Aristotle and Happiness

Wpoulos
2 min readJan 17, 2021

What is happiness? When dealing with difficult emotional concepts, sadness, anger, happiness…etc. We delegate a lot of authority to the word itself. Happiness. How do we describe happiness? Being content? Pleased? Proud? I find that sometimes its easier to understand something if you can take an emotion word and attach a memory to it. When I think of happiness, I picture Christmas as a kid and opening up a present that was exactly what you wanted. I picture the feeling of putting down a good book. I picture someone’s face when tell a good joke, and they are laughing. Happiness to me, is a mixture of satisfaction, contentment, and joy. It’s the giddiness of tiptoeing before pulling off a prank, the pleasure when you figure out a puzzle, the feel of your couch as you sink into it.

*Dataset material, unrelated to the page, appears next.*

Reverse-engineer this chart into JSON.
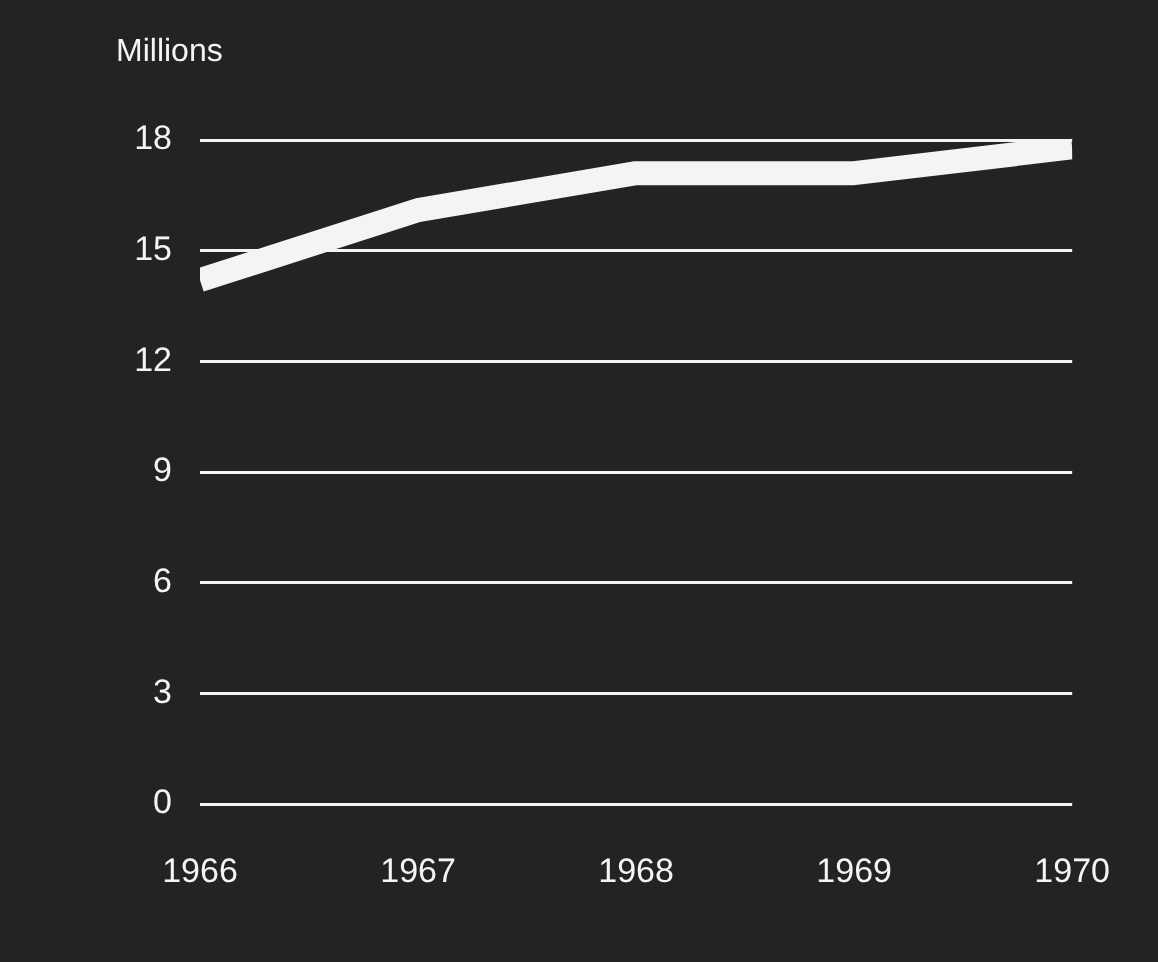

How do we obtain happiness? We must do something. Reading a book, playing a game, exercise. These things generate happiness, but are fleeting. The first time a child walks, they are happy. The more you walk, the less happiness you generate. Our conscious gives diminishing returns on happiness. Where as a kid, you would get happy by throwing a rock as far as you could, eventually you become numb to your accomplishments. Aristotle stated that we have to have an aim, or a goal. Someone who is interested in finance has a goal to acquire wealth, but at what point does that stop. Do people like Elon Musk still get happy over their newest million. Maybe. Do they get excited for 20 bucks on the ground in a parking lot. Probably not.

As human beings who are chasing happiness. How do we ensure we can keep generating happiness? Do we pick one hard to master hobby that we slowly get better and better at until we die. Or do we pick up hobbies like flowers finding a new one every so often and leaving the others to gather dust.